(Ottawa) Un ministre Canada–États-Unis ? Bonne idée… si on aime la confusion et le dédoublement, estiment d’anciens diplomates. On aura dans les prochaines semaines – probablement pas en novembre – ce que Justin Trudeau décidera. Dans l’intervalle, le premier ministre a annoncé la résurrection d’un comité du Cabinet sur les relations canado-américaines.
« Nous n’avons pas besoin d’un ministre qui se consacre à assurer la cohérence des politiques sur notre relation avec les États-Unis à la table du Cabinet.
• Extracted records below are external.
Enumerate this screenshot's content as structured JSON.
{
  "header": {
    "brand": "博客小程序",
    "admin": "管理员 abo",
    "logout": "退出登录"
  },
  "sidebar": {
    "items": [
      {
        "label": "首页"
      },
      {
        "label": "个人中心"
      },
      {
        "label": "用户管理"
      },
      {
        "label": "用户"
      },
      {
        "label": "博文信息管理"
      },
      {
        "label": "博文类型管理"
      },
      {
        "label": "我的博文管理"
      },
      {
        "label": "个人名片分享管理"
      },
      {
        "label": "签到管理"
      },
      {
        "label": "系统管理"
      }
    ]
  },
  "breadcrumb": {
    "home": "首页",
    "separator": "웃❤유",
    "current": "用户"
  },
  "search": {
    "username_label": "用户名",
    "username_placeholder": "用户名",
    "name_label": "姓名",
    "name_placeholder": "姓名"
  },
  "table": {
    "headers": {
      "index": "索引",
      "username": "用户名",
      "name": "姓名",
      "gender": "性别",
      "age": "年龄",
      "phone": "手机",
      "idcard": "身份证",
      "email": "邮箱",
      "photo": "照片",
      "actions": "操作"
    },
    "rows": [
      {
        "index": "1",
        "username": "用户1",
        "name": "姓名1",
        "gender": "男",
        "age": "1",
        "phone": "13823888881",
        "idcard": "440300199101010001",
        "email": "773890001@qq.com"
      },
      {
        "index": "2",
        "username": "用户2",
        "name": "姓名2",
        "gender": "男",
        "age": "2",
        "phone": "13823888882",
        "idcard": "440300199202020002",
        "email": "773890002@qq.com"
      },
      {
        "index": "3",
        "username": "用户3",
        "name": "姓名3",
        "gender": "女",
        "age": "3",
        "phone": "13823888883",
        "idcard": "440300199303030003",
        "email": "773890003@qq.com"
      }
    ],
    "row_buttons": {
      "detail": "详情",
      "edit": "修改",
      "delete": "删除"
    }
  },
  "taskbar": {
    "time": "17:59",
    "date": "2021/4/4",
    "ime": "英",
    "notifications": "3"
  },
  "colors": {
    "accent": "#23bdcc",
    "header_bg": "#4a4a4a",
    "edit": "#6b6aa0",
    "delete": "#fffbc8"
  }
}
C’est le rôle du premier ministre d’harmoniser notre approche pangouvernementale », selon Louise Blais, ancienne consule générale du Canada à Atlanta.
« Cette responsabilité ne peut être déléguée. Le leadership réside au sommet. Cela, nos amis américains le comprennent », poursuit celle qui a également été ambassadrice et représentante permanente adjointe du Canada aux Nations unies dans un article paru mercredi sur le site web du magazine Politique.
Le sénateur Peter Boehm est du même avis. « En théorie, cela peut sembler une réponse intéressante pour montrer que le gouvernement est prêt, mais en pratique, les grandes décisions sur la relation bilatérale ont toujours été gérées par le premier ministre », note l’ancien diplomate.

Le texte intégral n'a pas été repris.